Em um estudo transversal**, que objetivou descrever a frequência de diferentes gravidades dos sinais e sintomas de DTM em pacientes com enxaqueca e determinar a magnitude da associação da gravidade da DTM com a enxaqueca episódica e crônica em relação aos controles saudáveis.
Um total de 84 mulheres foram incluidas: 31 pacientes com enxaqueca episódica (5,9 ± 3,7 d / mês), 21 com enxaqueca crônica (20,4 ± 7,9 d / mês) e 32 mulheres saudáveis.
Os sinais e sintomas da DTM foram associados à enxaqueca independentemente da frequência.
A magnitude dessa associação foi significativamente maior em pacientes com enxaqueca crônica, mas não episódica.
E pacientes com enxaqueca crônica tiveram um risco três vezes maior de relatar sinais e sintomas mais graves de DTM do que participantes saudáveis.
Minha prática como Fisioterapeuta:
Tenho trabalhado com dores crônicas a pelo menos 17 anos, e de lá para cá muita coisa mudou. Antes a minha abordagem era muito ligada aos aspectos físicos, aspectos estruturais, o Modelo Biomédico era a minha referência.
Mas precisei “reconceitualizar” o que eu sabia de dor. Quebrar minhas crenças não foi nada fácil. E para isso, entender o Modelo Biopsicossocial foi fundamental nesta mudança.
Posso dizer que nós Fisioterapeutas precisamos ter um raciocínio científico para compreender a prática Baseada em Evidências. O nosso pensamento clínico para a tomada de decisão deve deve ser probabilístico.

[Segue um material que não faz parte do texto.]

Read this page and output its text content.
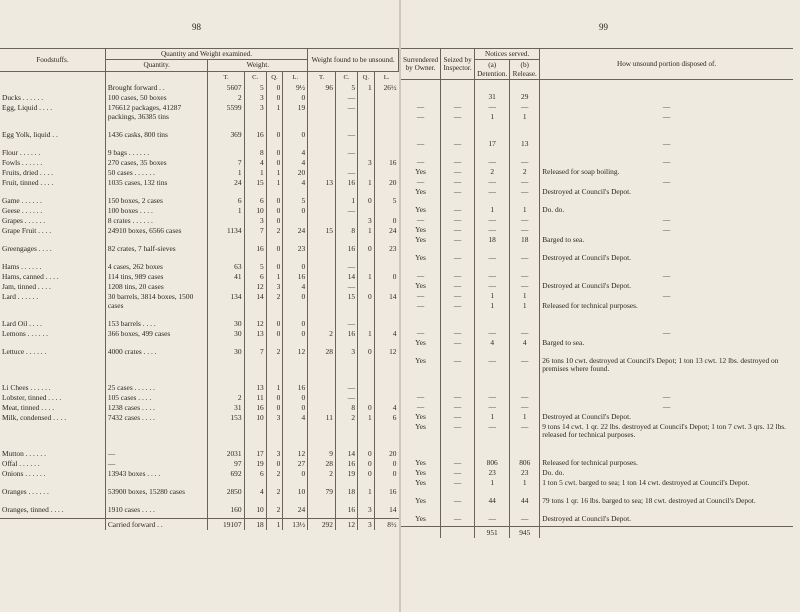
98
Foodstuffs.	Quantity and Weight examined.					Weight found to be unsound.			
	Quantity.	Weight.							
		T.	C.	Q.	L.	T.	C.	Q.	L.
	Brought forward . .	5607	5	0	9½	96	5	1	26½
Ducks . . . . . .	100 cases, 50 boxes	2	3	0	0		—		
Egg, Liquid . . . .	176612 packages, 41287 packings, 36385 tins	5599	3	1	19		—		
Egg Yolk, liquid . .	1436 casks, 800 tins	369	16	0	0		—		
Flour . . . . . .	9 bags . . . . . .		8	0	4		—		
Fowls . . . . . .	270 cases, 35 boxes	7	4	0	4			3	16
Fruits, dried . . . .	50 cases . . . . . .	1	1	1	20		—		
Fruit, tinned . . . .	1035 cases, 132 tins	24	15	1	4	13	16	1	20
Game . . . . . .	150 boxes, 2 cases	6	6	0	5		1	0	5
Geese . . . . . .	100 boxes . . . .	1	10	0	0		—		
Grapes . . . . . .	8 crates . . . . . .		3	0				3	0
Grape Fruit . . . .	24910 boxes, 6566 cases	1134	7	2	24	15	8	1	24
Greengages . . . .	82 crates, 7 half-sieves		16	0	23		16	0	23
Hams . . . . . .	4 cases, 262 boxes	63	5	0	0		—		
Hams, canned . . . .	114 tins, 989 cases	41	6	1	16		14	1	0
Jam, tinned . . . .	1208 tins, 20 cases		12	3	4		—		
Lard . . . . . .	30 barrels, 3814 boxes, 1500 cases	134	14	2	0		15	0	14
Lard Oil . . . .	153 barrels . . . .	30	12	0	0		—		
Lemons . . . . . .	366 boxes, 499 cases	30	13	0	0	2	16	1	4
Lettuce . . . . . .	4000 crates . . . .	30	7	2	12	28	3	0	12
Li Chees . . . . . .	25 cases . . . . . .		13	1	16		—		
Lobster, tinned . . . .	105 cases . . . .	2	11	0	0		—		
Meat, tinned . . . .	1238 cases . . . .	31	16	0	0		8	0	4
Milk, condensed . . . .	7432 cases . . . .	153	10	3	4	11	2	1	6
Mutton . . . . . .	—	2031	17	3	12	9	14	0	20
Offal . . . . . .	—	97	19	0	27	28	16	0	0
Onions . . . . . .	13943 boxes . . . .	692	6	2	0	2	19	0	0
Oranges . . . . . .	53900 boxes, 15280 cases	2850	4	2	10	79	18	1	16
Oranges, tinned . . . .	1910 cases . . . .	160	10	2	24		16	3	14
	Carried forward . .	19107	18	1	13½	292	12	3	8½
99
Surrendered by Owner.	Seized by Inspector.	Notices served.		How unsound portion disposed of.
		(a) Detention.	(b) Release.	

		31	29	
—	—	—	—	—
—	—	1	1	—
—	—	17	13	—
—	—	—	—	—
Yes	—	2	2	Released for soap boiling.
—	—	—	—	—
Yes	—	—	—	Destroyed at Council's Depot.
Yes	—	1	1	Do. do.
—	—	—	—	—
Yes	—	—	—	—
Yes	—	18	18	Barged to sea.
Yes	—	—	—	Destroyed at Council's Depot.
—	—	—	—	—
Yes	—	—	—	Destroyed at Council's Depot.
—	—	1	1	—
—	—	1	1	Released for technical purposes.
—	—	—	—	—
Yes	—	4	4	Barged to sea.
Yes	—	—	—	26 tons 10 cwt. destroyed at Council's Depot; 1 ton 13 cwt. 12 lbs. destroyed on premises where found.
—	—	—	—	—
—	—	—	—	—
Yes	—	1	1	Destroyed at Council's Depot.
Yes	—	—	—	9 tons 14 cwt. 1 qr. 22 lbs. destroyed at Council's Depot; 1 ton 7 cwt. 3 qrs. 12 lbs. released for technical purposes.
Yes	—	806	806	Released for technical purposes.
Yes	—	23	23	Do. do.
Yes	—	1	1	1 ton 5 cwt. barged to sea; 1 ton 14 cwt. destroyed at Council's Depot.
Yes	—	44	44	79 tons 1 qr. 16 lbs. barged to sea; 18 cwt. destroyed at Council's Depot.
Yes	—	—	—	Destroyed at Council's Depot.
		951	945	
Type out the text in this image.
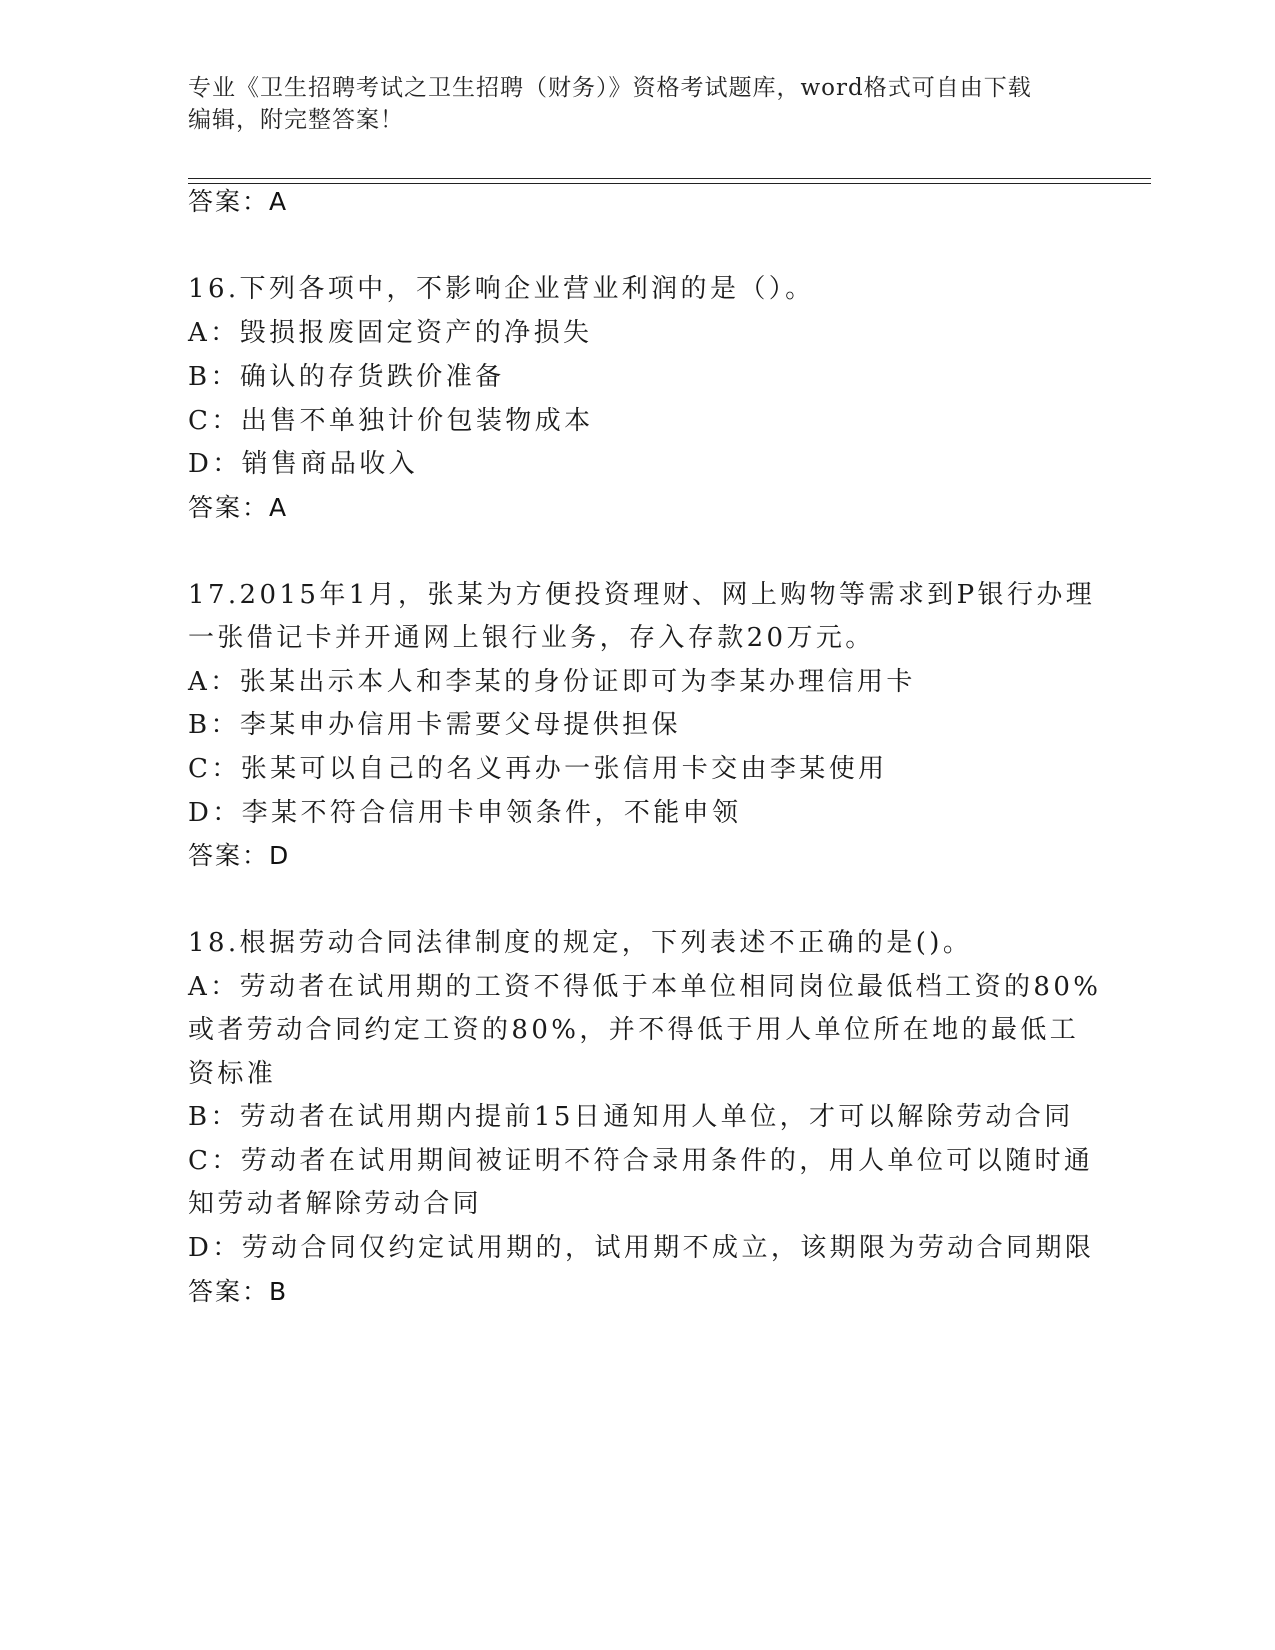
专业《卫生招聘考试之卫生招聘（财务）》资格考试题库，word格式可自由下载
编辑，附完整答案！
答案：A
16.下列各项中，不影响企业营业利润的是（）。
A：毁损报废固定资产的净损失
B：确认的存货跌价准备
C：出售不单独计价包装物成本
D：销售商品收入
答案：A
17.2015年1月，张某为方便投资理财、网上购物等需求到P银行办理
一张借记卡并开通网上银行业务，存入存款20万元。
A：张某出示本人和李某的身份证即可为李某办理信用卡
B：李某申办信用卡需要父母提供担保
C：张某可以自己的名义再办一张信用卡交由李某使用
D：李某不符合信用卡申领条件，不能申领
答案：D
18.根据劳动合同法律制度的规定，下列表述不正确的是()。
A：劳动者在试用期的工资不得低于本单位相同岗位最低档工资的80%
或者劳动合同约定工资的80%，并不得低于用人单位所在地的最低工
资标准
B：劳动者在试用期内提前15日通知用人单位，才可以解除劳动合同
C：劳动者在试用期间被证明不符合录用条件的，用人单位可以随时通
知劳动者解除劳动合同
D：劳动合同仅约定试用期的，试用期不成立，该期限为劳动合同期限
答案：B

O que é mais provável ter um efeito positivo no desfecho clínico do paciente (ex. dor e incapacidade)?!?!?!
Em um paciente de enxaqueca e/ou disfunção temporomandibular o que é mais provável que funcione?!?!?!
Referências:
(*) The International Classification of Headache Disorders, 3rd edition, 2018.
(**) Lidiane Lima Florencio, MD, Anamaria Siriani de Oliveira, PhD, Gabriela Ferreira Carvalho, MD, Fabiola Dach, PhD, Marcelo Eduardo Bigal, PhD, César Fernández-de-las-Peñas, PhD, and Débora Bevilaqua-Grossi, PhD; Association Between Severity of Temporomandibular Disorders and the Frequency of Headache Attacks in Women With Migraine: A Cross-Sectional Study; Journal of Manipulative and Physiological Therapeutics, 2017.

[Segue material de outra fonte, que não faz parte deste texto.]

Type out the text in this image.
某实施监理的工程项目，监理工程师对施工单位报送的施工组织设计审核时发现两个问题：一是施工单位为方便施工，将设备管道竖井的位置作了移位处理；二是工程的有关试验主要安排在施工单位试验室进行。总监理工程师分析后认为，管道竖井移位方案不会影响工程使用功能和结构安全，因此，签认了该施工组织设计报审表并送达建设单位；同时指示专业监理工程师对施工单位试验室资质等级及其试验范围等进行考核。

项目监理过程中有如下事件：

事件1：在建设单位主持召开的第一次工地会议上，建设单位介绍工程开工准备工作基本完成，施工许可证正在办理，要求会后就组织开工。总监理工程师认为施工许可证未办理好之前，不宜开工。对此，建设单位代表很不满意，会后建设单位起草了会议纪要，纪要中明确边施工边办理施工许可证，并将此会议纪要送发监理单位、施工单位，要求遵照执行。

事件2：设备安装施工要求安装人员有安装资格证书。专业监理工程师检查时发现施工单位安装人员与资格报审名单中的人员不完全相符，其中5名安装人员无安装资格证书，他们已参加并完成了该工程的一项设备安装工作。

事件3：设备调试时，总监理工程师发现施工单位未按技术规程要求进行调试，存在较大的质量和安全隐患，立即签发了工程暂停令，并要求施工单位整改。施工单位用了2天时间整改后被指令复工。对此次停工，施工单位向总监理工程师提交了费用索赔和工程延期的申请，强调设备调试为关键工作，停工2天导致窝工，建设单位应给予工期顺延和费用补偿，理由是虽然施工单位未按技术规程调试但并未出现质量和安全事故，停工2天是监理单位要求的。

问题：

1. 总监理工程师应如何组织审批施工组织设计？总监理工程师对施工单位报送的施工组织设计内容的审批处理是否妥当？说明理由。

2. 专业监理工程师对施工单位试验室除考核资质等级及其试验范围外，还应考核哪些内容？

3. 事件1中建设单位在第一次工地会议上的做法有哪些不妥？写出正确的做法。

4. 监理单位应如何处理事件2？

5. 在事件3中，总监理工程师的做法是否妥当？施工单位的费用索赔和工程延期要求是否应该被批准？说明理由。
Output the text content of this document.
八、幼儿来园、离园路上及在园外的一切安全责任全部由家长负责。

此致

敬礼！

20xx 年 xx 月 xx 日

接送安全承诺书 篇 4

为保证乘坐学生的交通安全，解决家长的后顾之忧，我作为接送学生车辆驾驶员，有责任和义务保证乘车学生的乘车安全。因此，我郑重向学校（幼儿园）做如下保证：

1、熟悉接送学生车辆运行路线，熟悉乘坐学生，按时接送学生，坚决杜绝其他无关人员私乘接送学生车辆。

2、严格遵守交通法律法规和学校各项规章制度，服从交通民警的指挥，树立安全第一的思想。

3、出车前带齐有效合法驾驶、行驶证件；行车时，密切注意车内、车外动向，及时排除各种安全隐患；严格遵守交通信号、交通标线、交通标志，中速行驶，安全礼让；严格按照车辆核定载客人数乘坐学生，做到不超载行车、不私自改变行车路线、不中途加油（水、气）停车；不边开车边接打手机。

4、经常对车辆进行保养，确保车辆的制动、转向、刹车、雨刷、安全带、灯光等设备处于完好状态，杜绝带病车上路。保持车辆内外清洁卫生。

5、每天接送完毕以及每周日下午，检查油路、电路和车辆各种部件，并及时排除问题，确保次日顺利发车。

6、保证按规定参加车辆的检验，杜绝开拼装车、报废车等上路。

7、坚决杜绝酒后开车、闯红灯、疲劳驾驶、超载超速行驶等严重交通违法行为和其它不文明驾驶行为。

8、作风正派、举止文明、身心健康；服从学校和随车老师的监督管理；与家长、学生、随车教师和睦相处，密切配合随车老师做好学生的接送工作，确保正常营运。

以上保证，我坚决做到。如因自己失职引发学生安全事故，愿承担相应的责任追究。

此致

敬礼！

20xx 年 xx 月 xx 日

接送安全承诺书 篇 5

(***) Alfonso Gil-Martınez, Gonzalo Navarro-Fernandez, Marıa Angeles Mangas-Guijarro, Manuel Lara-Lara, Almudena Lopez-Lopez, Josue ́ Fernandez-Carnero, and Roy La Touche; Comparison Between Chronic Migraine and Temporomandibular Disorders in Pain-Related Disability and Fear-Avoidance Behaviors; Pain Medicine 2017.
(****) Guidelines for Assessment, Diagnosis, and Management; The American Academy of Orofacial Pain, 2018.